In a public statement, CAIR-Philadelphia President Mohammed Zubairu, who is also a member of Masjidullah, said, "We condemn this act of vandalism and urge local, state and federal law enforcement authorities to apprehend the perpetrator and to determine whether there was a bias motive for the incident. All Americans should feel safe from harassment or intimidation at their houses of worship."
He also emphasised the importance of mosques taking extra precaution, suggesting mosques refer to a safety booklet by CAIR called, "Best Practices for Mosque and Community Safety."
The incident was quickly met with support from other faith communities in the area. A joint statement by a synagogue and a church, Congregation Rodeph Shalom and the Perfecting Church, reported by local news, said they were "appalled and saddened" by what had happened.
"As three distinct faith communities who work together for common understanding, we stand together once again in the face of bigotry and hate," they said. "Each of our traditions call us to love and know one another."
They continued, "Together we pray for a time when peace and understanding will fill and encompass our entire Philadelphia region.
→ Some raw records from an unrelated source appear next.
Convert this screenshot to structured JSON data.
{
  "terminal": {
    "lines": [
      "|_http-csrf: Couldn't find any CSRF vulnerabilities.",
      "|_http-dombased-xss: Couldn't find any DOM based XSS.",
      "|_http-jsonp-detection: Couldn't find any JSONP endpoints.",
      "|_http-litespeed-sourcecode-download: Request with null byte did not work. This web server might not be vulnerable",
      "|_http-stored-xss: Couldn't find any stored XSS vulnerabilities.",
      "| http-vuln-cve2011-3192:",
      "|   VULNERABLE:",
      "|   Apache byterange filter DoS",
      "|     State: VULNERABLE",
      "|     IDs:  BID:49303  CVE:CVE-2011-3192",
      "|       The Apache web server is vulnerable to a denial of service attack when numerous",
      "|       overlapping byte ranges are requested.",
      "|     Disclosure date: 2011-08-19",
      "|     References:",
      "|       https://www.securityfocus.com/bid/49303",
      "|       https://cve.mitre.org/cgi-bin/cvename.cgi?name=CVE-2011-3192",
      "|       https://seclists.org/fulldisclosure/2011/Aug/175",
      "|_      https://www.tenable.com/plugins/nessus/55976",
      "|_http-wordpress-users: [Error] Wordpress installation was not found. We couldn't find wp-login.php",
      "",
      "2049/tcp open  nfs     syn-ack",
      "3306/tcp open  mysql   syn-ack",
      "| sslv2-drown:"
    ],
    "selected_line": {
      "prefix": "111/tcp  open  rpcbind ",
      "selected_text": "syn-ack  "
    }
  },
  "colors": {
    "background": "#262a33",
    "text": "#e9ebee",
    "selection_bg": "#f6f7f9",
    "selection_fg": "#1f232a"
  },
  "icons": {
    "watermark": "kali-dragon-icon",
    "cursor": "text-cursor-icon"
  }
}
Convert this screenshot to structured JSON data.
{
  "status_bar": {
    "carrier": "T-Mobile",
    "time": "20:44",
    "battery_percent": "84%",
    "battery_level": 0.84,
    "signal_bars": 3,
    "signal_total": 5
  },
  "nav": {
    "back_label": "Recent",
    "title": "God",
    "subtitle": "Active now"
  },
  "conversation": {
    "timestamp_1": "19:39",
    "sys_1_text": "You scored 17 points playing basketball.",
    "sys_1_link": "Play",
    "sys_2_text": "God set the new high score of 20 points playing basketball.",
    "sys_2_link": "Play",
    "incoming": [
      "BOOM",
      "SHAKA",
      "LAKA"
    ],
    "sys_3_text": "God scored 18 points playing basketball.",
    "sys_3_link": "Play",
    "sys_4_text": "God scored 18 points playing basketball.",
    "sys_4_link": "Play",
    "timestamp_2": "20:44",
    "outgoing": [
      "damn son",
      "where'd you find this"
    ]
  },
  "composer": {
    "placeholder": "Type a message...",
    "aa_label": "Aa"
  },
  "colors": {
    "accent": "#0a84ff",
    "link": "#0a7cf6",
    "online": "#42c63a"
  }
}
And until that time, we will continue to work together to bring God’s greatest gift of peace to our city and our world."
The three faith communities regularly host joint events, including upcoming gatherings next month to educate people about Passover, Holy Week and Easter, and Ramadan.
The building that now houses Masjidullah has a long history of being the home of different faiths. It was first opened as a synagogue in 1947, then used as a church starting in the 1970s, and 10 years ago it became home to the present-day mosque. Masjidullah has kept Jewish and Christian symbols etched in the building from its previous owners.